Two years after SpaceX flew its first astronauts to the International Space Station (ISS) in the Crew Dragon capsule, the company has announced that it is ending production of the spacecraft.
Speak with Reuters Space X President Gwynne Shotwell said this week that there are currently no plans to add more Crew Dragons to its current fleet of four capsules. However, the company will continue to manufacture components for the existing Crew Dragon spacecraft as they will continue to be used for future space missions.
The move to end production of the Crew Dragon is reportedly due in part to the company’s desire to shift resources to its next-generation Starship launch vehicle — consisting of the Super Heavy Booster and the Starship starship — which is expected to carry lunar missions and even Mars will be traveling in the next few years.
As Reuters points out, the fact that SpaceX was launched with the core goal of building spaceflight hardware that can be used multiple times meant that the company would eventually end production of the Crew Dragon. After flights, Crew Dragons will be serviced and overhauled at a dedicated SpaceX facility at Kennedy Space Center.
The four-seat Crew Dragon first flew to the space station in an unmanned test flight in 2019. A year later, NASA astronauts Doug Hurley and Bob Behnken made the first manned flight to the ISS, carried into space by SpaceX’s workhorse Falcon 9 rocket.

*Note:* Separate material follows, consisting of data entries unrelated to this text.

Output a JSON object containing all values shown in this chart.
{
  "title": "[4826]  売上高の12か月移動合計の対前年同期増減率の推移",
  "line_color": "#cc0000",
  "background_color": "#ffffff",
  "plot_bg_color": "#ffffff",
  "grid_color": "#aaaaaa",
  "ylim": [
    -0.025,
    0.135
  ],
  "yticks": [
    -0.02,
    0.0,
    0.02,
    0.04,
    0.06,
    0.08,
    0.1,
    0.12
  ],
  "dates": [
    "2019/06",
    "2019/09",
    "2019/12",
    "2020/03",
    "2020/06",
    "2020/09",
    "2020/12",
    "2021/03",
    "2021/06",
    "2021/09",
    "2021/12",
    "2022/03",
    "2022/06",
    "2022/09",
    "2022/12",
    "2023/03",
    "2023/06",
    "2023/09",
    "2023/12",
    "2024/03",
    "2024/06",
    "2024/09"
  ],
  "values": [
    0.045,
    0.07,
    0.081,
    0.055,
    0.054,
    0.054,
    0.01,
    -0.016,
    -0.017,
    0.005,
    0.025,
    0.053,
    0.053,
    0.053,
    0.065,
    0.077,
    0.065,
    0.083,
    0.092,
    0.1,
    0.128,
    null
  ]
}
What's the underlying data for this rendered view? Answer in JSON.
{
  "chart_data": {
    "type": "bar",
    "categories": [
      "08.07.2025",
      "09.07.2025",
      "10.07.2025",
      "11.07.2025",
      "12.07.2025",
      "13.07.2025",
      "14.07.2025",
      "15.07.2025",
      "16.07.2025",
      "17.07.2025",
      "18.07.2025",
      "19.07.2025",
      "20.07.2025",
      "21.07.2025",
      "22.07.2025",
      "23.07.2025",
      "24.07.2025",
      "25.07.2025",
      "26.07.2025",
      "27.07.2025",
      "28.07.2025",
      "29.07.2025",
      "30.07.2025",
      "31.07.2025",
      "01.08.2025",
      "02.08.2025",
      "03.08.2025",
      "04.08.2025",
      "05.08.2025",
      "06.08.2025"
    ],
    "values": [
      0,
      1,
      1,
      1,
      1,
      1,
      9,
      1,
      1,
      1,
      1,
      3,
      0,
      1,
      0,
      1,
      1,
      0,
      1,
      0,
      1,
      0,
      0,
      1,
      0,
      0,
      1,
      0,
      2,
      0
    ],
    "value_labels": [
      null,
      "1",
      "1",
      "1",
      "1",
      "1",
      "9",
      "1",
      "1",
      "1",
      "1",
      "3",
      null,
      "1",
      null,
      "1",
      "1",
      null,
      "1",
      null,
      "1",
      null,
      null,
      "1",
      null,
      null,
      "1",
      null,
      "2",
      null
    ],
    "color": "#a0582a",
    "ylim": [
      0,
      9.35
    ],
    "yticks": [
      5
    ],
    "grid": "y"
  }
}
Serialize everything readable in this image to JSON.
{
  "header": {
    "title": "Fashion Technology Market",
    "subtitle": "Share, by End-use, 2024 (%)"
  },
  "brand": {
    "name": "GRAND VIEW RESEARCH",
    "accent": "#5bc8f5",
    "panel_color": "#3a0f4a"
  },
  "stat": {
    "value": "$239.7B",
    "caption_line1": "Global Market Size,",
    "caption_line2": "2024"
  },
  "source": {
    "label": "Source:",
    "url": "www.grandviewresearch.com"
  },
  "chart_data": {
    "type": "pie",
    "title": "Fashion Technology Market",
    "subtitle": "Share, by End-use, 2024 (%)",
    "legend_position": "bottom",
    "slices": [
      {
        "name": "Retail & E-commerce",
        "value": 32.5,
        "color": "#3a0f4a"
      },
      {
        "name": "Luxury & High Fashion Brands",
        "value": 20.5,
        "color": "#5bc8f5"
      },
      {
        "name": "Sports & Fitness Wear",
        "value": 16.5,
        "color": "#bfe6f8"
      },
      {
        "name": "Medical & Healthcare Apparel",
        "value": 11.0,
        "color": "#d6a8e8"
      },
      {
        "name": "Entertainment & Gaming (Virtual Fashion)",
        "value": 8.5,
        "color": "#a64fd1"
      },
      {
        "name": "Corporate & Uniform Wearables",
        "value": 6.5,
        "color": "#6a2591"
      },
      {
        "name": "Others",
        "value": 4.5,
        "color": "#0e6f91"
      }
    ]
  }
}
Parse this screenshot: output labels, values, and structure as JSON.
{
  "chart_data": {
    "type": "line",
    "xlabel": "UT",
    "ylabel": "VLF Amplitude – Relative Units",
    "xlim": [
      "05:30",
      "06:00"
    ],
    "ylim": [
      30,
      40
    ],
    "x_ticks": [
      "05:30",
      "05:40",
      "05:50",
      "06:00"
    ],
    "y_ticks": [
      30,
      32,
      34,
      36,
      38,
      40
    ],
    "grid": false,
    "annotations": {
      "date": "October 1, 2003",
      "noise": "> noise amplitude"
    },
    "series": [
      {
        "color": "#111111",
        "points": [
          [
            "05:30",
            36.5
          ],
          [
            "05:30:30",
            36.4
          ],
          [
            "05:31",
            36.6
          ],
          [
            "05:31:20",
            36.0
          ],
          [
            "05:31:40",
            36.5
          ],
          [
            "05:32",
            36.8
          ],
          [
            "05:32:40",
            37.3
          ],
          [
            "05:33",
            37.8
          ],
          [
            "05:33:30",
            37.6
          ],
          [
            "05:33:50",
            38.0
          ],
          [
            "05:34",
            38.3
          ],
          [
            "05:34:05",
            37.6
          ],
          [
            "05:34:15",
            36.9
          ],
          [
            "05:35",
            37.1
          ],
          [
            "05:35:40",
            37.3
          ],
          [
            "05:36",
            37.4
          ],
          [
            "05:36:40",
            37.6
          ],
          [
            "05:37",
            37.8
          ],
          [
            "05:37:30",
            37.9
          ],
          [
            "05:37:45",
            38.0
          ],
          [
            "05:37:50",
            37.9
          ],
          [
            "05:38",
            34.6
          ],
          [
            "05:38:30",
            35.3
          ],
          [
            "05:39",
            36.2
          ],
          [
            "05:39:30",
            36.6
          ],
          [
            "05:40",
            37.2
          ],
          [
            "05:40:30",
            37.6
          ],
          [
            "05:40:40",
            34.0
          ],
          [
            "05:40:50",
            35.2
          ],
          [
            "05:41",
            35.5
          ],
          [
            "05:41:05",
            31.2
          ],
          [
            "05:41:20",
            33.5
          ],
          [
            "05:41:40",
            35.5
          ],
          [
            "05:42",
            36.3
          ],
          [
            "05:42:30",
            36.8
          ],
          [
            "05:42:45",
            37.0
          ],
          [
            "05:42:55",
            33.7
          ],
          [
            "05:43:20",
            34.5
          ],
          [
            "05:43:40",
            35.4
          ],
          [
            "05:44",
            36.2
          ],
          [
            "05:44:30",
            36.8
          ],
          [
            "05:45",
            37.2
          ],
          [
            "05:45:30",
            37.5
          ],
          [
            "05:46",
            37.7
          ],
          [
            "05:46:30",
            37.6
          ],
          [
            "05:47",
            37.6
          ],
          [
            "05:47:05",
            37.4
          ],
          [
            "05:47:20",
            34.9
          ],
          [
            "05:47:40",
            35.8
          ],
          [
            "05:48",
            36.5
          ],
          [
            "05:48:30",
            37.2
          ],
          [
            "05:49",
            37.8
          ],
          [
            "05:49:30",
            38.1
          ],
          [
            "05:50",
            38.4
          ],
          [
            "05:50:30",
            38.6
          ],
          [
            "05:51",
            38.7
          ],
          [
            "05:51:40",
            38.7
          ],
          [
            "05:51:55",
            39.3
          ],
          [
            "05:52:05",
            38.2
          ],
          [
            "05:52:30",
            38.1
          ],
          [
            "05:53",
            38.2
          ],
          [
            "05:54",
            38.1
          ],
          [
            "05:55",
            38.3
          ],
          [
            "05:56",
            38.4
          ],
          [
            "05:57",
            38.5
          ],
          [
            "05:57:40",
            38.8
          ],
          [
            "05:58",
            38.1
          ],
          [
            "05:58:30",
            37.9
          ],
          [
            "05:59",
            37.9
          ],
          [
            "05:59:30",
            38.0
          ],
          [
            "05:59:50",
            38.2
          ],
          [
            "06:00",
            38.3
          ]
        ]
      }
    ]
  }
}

Behnken gave a video tour of the Crew Dragon on the way to the station.
The flight was historic for being the first commercially built spacecraft to carry astronauts into orbit, and also for the return of manned missions to the US nearly a decade after the Space Shuttle program was completed.
To date, Crew Dragon capsules have made four manned voyages to and from the ISS and one orbital voyage in the first space mission composed entirely of non-professional astronauts.
The next Crew Dragon mission is scheduled for April 6 and will bring three space tourists and a former NASA astronaut to the ISS for a stay of just over a week. The highly anticipated mission will be NASA and SpaceX’s first private astronaut journey to the orbiting outpost, with each of the three private individuals reportedly paying around $55 million for the once-in-a-lifetime experience.